The Mabdouly government is preparing a new incentive package and regulatory tweaks in a bid to start curbing our reliance on the hottest of hot money flows. The package of measures includes changes to the primary dealers system and the secondary market for local-currency debt, a senior government official told EnterpriseAM.
The problem: Hot money in the local market hit USD 30.9 bn at the end of November, up from USD 25 bn in June. But some USD 9 bn is held by investors who move into and out of positions quickly, chasing high rates. Those are the kind of flows that can reverse fast when conditions change. Slightly lower, but stable, rates tend to attract higher-quality investors; elevated real yields bring riskier capital, the official said.
What’s in the package: Simplified primary dealer procedures, measures to get more banks into the primary market, new incentives that are still being finalized, and a tech upgrade to link trading, settlement, and clearing systems, we’re told. The Egyptian Exchange is separately working to boost liquidity and pricing efficiency — and bring in new investors — for government bonds and T-bills, EGX chief Islam Azzam said at a conference this week. Average daily trading in the secondary market has already hit EGP 60 bn, according to Azzam.
The goal here is to reward primary dealers who attract long- and medium-term institutional capital as officials try to turn the local debt market into a more-structural asset class rather than a high-yield playground.

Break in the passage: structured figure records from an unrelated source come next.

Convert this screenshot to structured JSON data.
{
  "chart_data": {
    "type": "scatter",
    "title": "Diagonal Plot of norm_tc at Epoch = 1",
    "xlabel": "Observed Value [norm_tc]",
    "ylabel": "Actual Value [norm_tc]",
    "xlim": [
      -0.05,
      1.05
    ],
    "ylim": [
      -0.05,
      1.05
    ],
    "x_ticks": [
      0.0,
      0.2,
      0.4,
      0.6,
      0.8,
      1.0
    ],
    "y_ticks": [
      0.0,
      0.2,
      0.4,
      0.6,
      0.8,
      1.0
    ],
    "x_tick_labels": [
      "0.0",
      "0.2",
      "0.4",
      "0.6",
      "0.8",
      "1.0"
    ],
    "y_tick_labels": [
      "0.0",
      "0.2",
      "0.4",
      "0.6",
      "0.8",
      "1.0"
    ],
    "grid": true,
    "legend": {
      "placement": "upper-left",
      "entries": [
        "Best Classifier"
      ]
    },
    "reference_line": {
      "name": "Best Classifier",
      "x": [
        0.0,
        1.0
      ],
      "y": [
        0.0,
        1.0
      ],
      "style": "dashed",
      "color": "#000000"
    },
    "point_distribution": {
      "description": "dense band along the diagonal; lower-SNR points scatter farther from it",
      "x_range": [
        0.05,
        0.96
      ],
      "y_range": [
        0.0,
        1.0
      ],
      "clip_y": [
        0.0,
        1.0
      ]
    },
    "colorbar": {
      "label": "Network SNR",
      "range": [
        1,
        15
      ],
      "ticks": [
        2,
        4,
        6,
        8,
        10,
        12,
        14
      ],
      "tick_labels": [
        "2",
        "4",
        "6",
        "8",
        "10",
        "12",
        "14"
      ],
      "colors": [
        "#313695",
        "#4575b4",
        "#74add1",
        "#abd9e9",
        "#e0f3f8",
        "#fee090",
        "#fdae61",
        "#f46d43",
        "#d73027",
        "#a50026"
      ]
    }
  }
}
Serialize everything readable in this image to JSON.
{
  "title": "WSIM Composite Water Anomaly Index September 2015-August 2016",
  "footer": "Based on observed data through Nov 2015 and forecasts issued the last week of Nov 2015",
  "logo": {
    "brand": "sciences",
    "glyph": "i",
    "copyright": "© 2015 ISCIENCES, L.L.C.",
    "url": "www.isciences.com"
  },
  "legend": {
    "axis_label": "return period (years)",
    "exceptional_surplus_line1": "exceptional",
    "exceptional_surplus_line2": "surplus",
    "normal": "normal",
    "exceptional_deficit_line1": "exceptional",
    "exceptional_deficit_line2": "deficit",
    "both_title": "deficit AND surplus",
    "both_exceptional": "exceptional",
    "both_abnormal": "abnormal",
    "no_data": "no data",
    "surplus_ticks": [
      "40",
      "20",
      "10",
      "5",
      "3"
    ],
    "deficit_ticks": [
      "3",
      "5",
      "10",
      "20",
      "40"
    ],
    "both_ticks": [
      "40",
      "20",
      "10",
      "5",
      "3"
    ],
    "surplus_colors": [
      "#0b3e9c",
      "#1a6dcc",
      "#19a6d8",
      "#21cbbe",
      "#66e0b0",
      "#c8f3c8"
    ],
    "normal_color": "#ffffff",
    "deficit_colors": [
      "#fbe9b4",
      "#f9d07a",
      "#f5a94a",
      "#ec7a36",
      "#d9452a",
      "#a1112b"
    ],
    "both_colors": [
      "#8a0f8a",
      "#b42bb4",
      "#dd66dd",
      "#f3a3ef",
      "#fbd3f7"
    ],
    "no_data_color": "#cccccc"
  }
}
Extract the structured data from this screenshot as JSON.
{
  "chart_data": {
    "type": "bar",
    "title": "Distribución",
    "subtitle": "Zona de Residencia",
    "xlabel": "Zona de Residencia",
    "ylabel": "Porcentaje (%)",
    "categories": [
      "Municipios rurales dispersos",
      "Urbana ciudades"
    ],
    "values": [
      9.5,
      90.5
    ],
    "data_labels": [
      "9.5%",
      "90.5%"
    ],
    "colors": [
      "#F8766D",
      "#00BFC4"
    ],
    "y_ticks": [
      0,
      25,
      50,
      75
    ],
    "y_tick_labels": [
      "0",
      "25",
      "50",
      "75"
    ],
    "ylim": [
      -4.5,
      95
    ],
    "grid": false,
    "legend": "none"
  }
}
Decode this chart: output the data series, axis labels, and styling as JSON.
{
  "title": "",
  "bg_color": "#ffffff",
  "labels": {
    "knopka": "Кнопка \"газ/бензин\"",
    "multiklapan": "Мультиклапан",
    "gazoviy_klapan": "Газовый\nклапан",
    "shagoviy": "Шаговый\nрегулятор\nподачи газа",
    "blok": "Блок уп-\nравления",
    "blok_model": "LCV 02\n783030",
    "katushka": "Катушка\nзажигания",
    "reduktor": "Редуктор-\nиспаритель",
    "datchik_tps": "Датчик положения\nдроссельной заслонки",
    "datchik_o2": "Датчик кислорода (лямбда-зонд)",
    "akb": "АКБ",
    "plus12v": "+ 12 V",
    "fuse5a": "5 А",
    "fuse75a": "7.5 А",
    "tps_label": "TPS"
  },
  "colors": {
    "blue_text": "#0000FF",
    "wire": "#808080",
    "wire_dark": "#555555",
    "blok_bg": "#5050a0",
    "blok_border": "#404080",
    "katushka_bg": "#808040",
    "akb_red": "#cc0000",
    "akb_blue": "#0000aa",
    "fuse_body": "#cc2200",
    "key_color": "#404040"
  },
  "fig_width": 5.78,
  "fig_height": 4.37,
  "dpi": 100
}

New instruments on the way: The Ministry is also planning to launch a retail debt market for the first time next year, we’re told, adding to its recent rollout of sovereign sukuk, zero-coupon bonds, and floating-rate notes.
Background: The Finance Ministry launched Egypt’s first-ever local sovereign sukuk in October. The program’s second issuance in mid-November was 11x oversubscribed, prompting the Ministry to increase its December issuances — the third tranche raised EGP 5.5 billion. The sukuk program targets EGP 200 billion by June 2026.
Why it matters: The reforms are designed to support our bid to rejoin JPMorgan’s local-currency EM bond index, from which we were turfed in 2024 when the FX crisis blocked hot-money investors from getting out of the market. Officials at FinMin are also looking to stretch out the maturity profile of Egypt’s debt stock.
When’s it happening? Look for piecemeal implementation over at least a year, the official told us, alongside the rate cuts most market watchers expect in 2026.
Who’s working on it: The Finance Ministry is working with the Central Bank and the Financial Regulatory Authority on the new framework, which aims to boost liquidity in the debt market while attracting longer-term investors.